A ação da Polícia Civil do Maranhão para combater o crime organizado na Baixada Maranhense já resultou em oito suspeitos mortos em confronto e 15 pessoas presas.
A intervenção é uma resposta direta a um ataque violento ocorrido na cidade de São João Batista, onde uma mulher grávida e o filho de apenas quatro anos morreram queimados após terem a casa incendiada por criminosos.
As investigações apontam que as vítimas, identificadas como Samira e o filho Ian Kaleb, foram atingidas durante uma investida motivada pela disputa entre facções rivais na região.

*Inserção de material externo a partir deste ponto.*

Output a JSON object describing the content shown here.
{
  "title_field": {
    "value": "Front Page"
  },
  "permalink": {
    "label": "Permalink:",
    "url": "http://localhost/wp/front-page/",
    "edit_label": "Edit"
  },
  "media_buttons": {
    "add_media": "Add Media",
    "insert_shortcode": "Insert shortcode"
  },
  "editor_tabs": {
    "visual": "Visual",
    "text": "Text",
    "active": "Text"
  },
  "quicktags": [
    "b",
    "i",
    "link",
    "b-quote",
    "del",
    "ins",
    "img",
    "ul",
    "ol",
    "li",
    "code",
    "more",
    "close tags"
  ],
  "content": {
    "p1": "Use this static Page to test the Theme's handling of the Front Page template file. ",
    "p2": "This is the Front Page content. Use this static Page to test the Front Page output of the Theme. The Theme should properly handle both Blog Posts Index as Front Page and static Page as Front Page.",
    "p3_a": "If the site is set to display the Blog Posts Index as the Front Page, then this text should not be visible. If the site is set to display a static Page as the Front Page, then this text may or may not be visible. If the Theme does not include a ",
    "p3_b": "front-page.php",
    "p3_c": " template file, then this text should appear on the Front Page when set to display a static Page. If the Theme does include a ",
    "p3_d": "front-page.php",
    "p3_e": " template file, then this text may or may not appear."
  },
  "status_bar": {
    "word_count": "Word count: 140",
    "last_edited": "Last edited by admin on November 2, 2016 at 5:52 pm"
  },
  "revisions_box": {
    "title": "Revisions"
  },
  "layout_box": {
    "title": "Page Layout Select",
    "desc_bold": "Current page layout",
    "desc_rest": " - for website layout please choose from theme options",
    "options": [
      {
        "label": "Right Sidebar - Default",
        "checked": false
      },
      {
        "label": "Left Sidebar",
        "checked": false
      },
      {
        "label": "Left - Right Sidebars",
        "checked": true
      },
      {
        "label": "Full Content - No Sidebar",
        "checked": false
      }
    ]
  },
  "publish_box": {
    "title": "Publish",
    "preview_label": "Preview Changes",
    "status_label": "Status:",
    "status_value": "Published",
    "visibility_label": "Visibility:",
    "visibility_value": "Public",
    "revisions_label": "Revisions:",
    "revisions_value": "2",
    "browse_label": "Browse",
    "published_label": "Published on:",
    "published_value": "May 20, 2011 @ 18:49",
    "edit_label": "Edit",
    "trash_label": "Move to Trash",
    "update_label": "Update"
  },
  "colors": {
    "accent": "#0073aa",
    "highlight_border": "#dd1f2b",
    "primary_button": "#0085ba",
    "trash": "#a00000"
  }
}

De acordo com a polícia, o ataque tinha como alvos principais o companheiro de Samira e o cunhado dela. Este último pertencia ao Comando Vermelho e havia mudado recentemente de grupo criminoso, o que motivou a retaliação.
A ofensiva policial teve início logo após o crime, quando agentes interceptaram e prenderam Vítor Preto, apontado como um dos participantes no duplo homicídio.
Em seguida, ao se deslocarem para o local onde outros suspeitos estavam escondidos, os policiais foram recebidos a tiros, dando início a um confronto armado que culminou na morte de três homens no local. Ao longo do desdobramento das diligências na região, o número de mortos subiu para oito.
Segundo o delegado-geral da Polícia Civil do Maranhão, Augusto Barros, as equipes agora trabalham na consolidação do inquérito e na desarticulação completa do grupo.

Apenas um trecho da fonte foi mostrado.